Çünkü Fatih Terim, işe "kaliteli" futbolcu transferinden başlıyor, oluşturduğu kadroyu cesaret, özgüven ve Galatasaray sevgisiyle yoğuruyor. Galatasaray'a gelen futbolcuya, İstanbul'un güzelliklerinden önce, Galatasaray sevgisinin güzellikleri anlatılıyor.

Fatih Terim ister sahada, ister tribünde olsun; bu takım "futbol" oynuyor. Ligin sonu yaklaştıkça elbette daha zevskzi maçlar çıkartabilir. Ancak hiçbir Galatasaray'lı futbolcu "1 gol atalım, bir an önce de maç bitsin gidelim" havasında futbol oynamıyor. Herkes oynadığı futboldan zevk almaya bakıyor. Galatasaray'ın puan kaybettiği maçların çoğunda, rakibinden çok çok iyi oynaması da bunun göstergesi.

Cezaya itiraz edilmemeli.. Bu bir prestij işidir aynı zamanda. Televizyonlara, gazetelere "kurullara güvenmiyoruz" diyebiliyorsanız; inanmadığınız kuruma itiraz etmeyeceksiniz. Nitekim o kurullar; hakeme "tüküren" futbolcuya ödül; "rakibe" tüküren futbolcuya katmerli ceza verdiler.  Birine "bilinmeyen sıvı" bahanesi uydururken tükürüğü gördüklerini ispat edip ödül; diğerine "tükürmediğini ispatla" diyerek "ağzınla kuş da tutsan sana ceza var" diyerek kendi kendilerini ele verdiler...

Bu kurullar ki; saha ortasına kadar giren adama hiç birşey demeyip, o adamın başkanının soyunma odasında hakemlere ettiği aleni küfürlere, tehditlere 21 gün (15 günü milli maç arasında) hak mahrumiyeti verdiler..

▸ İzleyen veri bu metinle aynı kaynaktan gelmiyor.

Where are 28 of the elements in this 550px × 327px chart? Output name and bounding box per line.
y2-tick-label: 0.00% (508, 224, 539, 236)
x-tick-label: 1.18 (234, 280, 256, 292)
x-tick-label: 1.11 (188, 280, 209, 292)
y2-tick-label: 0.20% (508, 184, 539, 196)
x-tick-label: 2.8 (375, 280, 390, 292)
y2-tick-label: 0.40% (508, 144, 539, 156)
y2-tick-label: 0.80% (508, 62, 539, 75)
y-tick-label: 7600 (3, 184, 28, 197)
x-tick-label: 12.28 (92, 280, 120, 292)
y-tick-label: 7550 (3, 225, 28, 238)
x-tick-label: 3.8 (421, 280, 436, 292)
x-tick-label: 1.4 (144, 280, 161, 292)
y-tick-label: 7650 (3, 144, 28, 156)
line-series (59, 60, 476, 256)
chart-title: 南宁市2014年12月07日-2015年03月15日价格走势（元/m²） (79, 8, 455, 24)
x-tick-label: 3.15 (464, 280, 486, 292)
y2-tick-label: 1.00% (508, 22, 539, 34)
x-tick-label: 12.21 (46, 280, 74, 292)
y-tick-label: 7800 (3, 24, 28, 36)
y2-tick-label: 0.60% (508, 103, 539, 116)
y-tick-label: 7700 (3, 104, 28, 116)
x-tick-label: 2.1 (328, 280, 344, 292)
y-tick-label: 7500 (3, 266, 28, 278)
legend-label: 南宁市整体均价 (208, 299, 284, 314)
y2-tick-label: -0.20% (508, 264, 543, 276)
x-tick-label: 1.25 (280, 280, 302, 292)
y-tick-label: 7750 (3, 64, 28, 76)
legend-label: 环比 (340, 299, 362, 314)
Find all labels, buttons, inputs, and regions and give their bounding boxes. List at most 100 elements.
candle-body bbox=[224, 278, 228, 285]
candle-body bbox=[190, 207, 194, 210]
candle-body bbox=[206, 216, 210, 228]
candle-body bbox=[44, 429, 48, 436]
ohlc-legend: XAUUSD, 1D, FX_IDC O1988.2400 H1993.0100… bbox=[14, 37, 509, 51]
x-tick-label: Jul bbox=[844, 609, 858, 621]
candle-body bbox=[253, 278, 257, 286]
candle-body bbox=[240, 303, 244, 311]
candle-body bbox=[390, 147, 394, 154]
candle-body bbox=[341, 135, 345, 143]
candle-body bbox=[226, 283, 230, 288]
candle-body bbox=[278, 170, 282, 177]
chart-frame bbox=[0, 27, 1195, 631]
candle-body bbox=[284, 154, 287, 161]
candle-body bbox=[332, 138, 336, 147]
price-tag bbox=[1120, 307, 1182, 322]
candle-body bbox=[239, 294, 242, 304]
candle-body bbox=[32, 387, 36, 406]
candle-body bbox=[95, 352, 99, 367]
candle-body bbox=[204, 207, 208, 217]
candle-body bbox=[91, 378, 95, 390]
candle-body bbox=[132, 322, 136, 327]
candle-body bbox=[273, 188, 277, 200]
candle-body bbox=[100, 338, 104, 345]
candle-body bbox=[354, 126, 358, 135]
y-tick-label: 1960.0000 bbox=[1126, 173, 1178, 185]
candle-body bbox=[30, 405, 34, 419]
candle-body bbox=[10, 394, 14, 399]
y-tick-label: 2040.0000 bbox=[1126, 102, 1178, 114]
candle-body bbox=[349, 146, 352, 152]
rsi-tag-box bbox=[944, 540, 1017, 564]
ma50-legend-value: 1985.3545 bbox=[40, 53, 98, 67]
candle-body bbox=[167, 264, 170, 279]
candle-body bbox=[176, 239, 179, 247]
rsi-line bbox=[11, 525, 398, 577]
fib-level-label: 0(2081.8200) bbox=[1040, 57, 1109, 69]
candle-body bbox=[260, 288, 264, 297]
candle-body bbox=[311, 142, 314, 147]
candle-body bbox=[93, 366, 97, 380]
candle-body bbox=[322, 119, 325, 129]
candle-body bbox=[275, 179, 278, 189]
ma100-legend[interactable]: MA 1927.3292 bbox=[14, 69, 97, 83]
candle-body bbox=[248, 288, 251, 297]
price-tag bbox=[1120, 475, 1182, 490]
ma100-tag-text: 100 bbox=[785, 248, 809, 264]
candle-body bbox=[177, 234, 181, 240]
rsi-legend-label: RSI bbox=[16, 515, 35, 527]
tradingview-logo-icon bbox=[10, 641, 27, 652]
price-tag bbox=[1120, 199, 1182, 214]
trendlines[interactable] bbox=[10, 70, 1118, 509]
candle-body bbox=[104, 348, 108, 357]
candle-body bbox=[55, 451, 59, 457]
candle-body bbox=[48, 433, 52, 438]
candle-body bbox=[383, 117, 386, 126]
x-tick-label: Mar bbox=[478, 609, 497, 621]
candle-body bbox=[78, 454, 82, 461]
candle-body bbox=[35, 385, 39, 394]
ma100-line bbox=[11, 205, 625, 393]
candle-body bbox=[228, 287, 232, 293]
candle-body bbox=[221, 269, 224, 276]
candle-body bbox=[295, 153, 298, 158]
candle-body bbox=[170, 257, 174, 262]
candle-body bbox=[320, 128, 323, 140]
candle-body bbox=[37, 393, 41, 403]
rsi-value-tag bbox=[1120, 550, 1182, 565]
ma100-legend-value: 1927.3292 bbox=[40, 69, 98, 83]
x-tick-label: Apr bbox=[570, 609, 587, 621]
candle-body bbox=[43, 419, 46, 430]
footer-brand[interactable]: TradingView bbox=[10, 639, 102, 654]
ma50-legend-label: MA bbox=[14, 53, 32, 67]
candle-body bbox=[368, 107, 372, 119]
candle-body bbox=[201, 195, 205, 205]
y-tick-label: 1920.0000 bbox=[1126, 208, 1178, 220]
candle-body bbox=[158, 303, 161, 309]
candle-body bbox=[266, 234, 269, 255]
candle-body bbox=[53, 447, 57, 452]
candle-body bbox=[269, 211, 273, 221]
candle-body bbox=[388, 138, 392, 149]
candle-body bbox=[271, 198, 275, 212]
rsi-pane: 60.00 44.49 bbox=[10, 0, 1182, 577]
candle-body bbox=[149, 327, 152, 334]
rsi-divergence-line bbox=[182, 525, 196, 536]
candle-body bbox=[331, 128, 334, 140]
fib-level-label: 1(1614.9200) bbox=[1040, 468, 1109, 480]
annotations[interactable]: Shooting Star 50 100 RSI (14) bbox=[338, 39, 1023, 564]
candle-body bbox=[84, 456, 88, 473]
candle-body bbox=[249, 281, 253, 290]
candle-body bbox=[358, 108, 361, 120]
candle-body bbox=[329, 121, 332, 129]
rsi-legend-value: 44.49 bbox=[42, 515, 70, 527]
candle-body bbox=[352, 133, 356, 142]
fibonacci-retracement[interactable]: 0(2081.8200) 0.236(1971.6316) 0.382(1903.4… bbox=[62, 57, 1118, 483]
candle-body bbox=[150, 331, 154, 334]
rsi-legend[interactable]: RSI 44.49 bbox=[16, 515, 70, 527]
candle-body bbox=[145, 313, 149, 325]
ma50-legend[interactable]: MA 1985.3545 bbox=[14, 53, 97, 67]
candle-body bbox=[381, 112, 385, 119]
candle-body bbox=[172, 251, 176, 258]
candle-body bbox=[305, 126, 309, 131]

Bu kurullar ki; her sezon devre arasında "geleneksel hakemsel vecizeler" sözlüğüne yeni kavramlar ekleyen (rakibimizin penaltıları irdelenmeli, güç dengeleri değişince hakemlerin de tavrı değişti, vs) adamlara bir ceza vermezken; özbeözoğlu fenerli TFF başkanı sayesindeilk defa bir hakemini "yalancı, sahtekar" konumuna düşürmüştür.

O kurullar ki; her ne hikmetse üyelerinin çoğu; şike davasında yargılanan yöneticilerin "en yakınındaki" isimlerden oluşmuştur.

Türk futbolunu şikeden temizlediğini iddia eden TFF ve bu "kirli temizliğe" "cila" atan bu kurullara itiraz edilmemelidir.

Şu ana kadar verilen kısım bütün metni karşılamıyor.